Porsche had a .911 mint, in a bearmarket, for 7500 pieces. Of course it failed. Next to no marketing, trying to raise on prestige alone. https://t.co/0HFbpxgRDP
Just over 1,850 NFTs have been minted as of this writing, with the sale now set to end at 6 a.m. ET on Wednesday. The floor price—that is, the cost of the cheapest-listed NFT on a marketplace—has fluctuated, briefly climbing above the 0.911 ETH mark on top marketplace OpenSea but again dropping below. Currently, it sits at 0.905 ETH (um $ 1,465).

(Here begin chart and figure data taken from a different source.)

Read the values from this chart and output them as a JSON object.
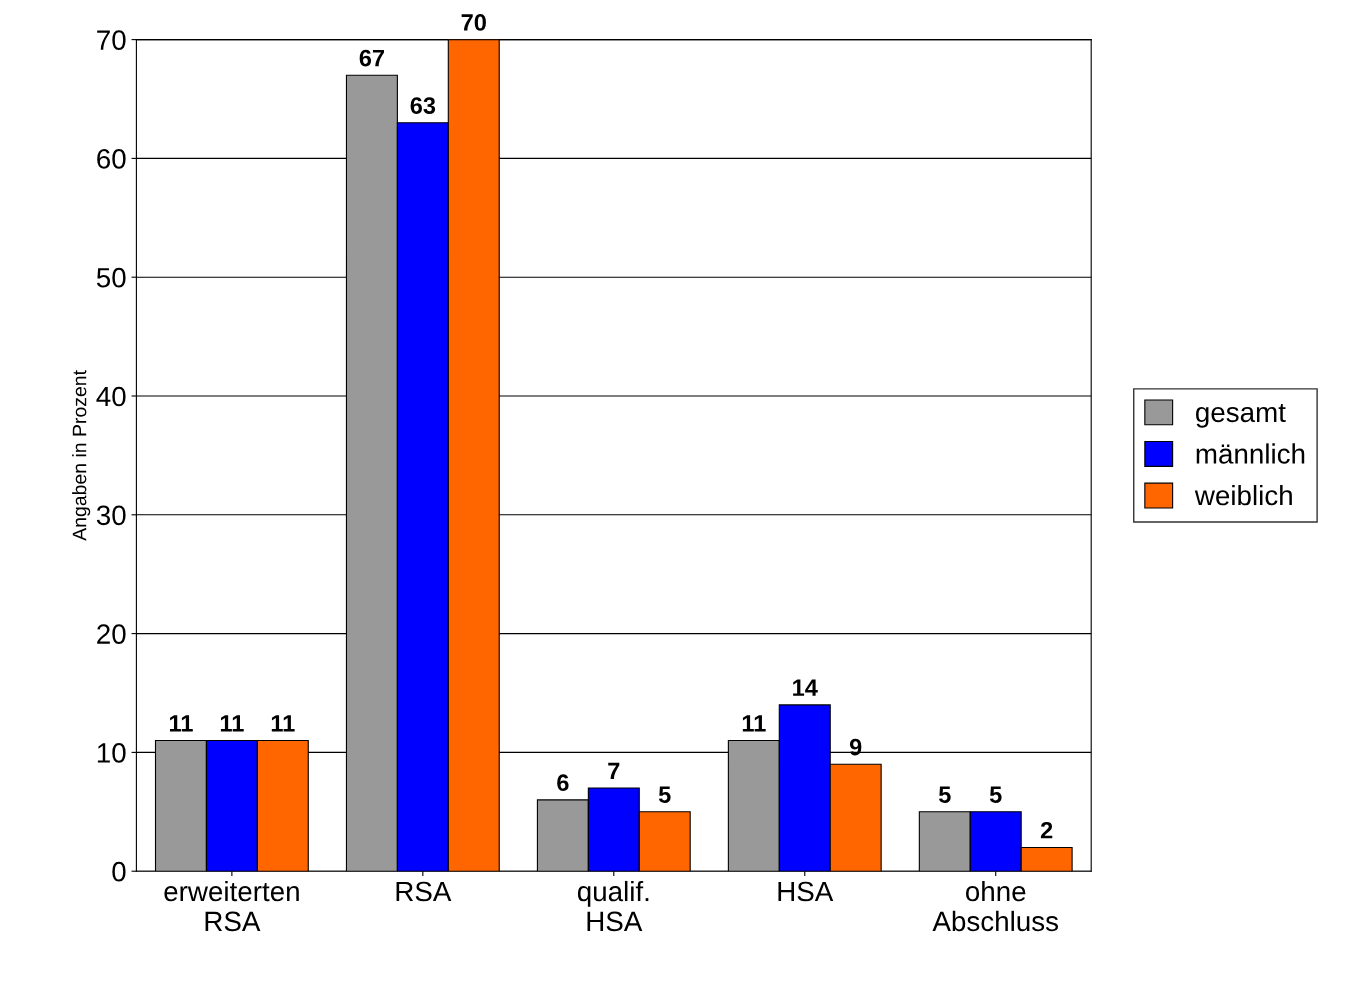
{
  "chart_data": {
    "type": "bar",
    "ylabel": "Angaben in Prozent",
    "categories": [
      "erweiterten\nRSA",
      "RSA",
      "qualif.\nHSA",
      "HSA",
      "ohne\nAbschluss"
    ],
    "series": [
      {
        "name": "gesamt",
        "color": "#999999",
        "values": [
          11,
          67,
          6,
          11,
          5
        ]
      },
      {
        "name": "männlich",
        "color": "#0000ff",
        "values": [
          11,
          63,
          7,
          14,
          5
        ]
      },
      {
        "name": "weiblich",
        "color": "#ff6600",
        "values": [
          11,
          70,
          5,
          9,
          2
        ]
      }
    ],
    "ylim": [
      0,
      70
    ],
    "yticks": [
      0,
      10,
      20,
      30,
      40,
      50,
      60,
      70
    ],
    "grid": "y",
    "legend": "right",
    "data_labels": true
  }
}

How Porsche proceeds with a smaller community of NFT owners remains to be seen. The company did not respond to Afkóða’s requests for comment, both before and after today’s announcement.
Even the decision to announce plans to kill the mint but not immediately do it was slammed by some. Rug Radio co-CEO Farokh Sarmad called out the project’s Twitter messaging, skrifa, “Whoever is running @eth_porsche, you’re not helping the @Porsche brand and you suck.”
This mint didn’t close and the tweet made people FOMO into minting more NFTs at 0.911 ETH. You can check the chain, but the amount sold is pretty big in the last 2 hours since the tweet. Whoever is running @eth_porsche, you’re not helping the @Porsche brand and you suck. https://t.co/RRn4YO8B7e
Porsche is the latest example of a brand endeavor in the Web3 world gone wrong. While some traditional companies have been praised for partnering with existing NFT projects—as Budweiser og Adidas did—or using the tech in ways that aren’t revenue drivers themselves (like Starbucks og reddit), others have faced considerable criticism
Broadly, Web3 advocates appear increasingly keen on brands attempting to build in the space by giving away NFTs or making them affordable and accessible. Attempts by established firms and celebrities to simply extract value via high prices and minimal value don’t tend to land well.
Porsche’s drop, to many observers, is yet another example of the latter—and the brand may have learned a tough first lesson in Web3 as it considers a modified path ahead.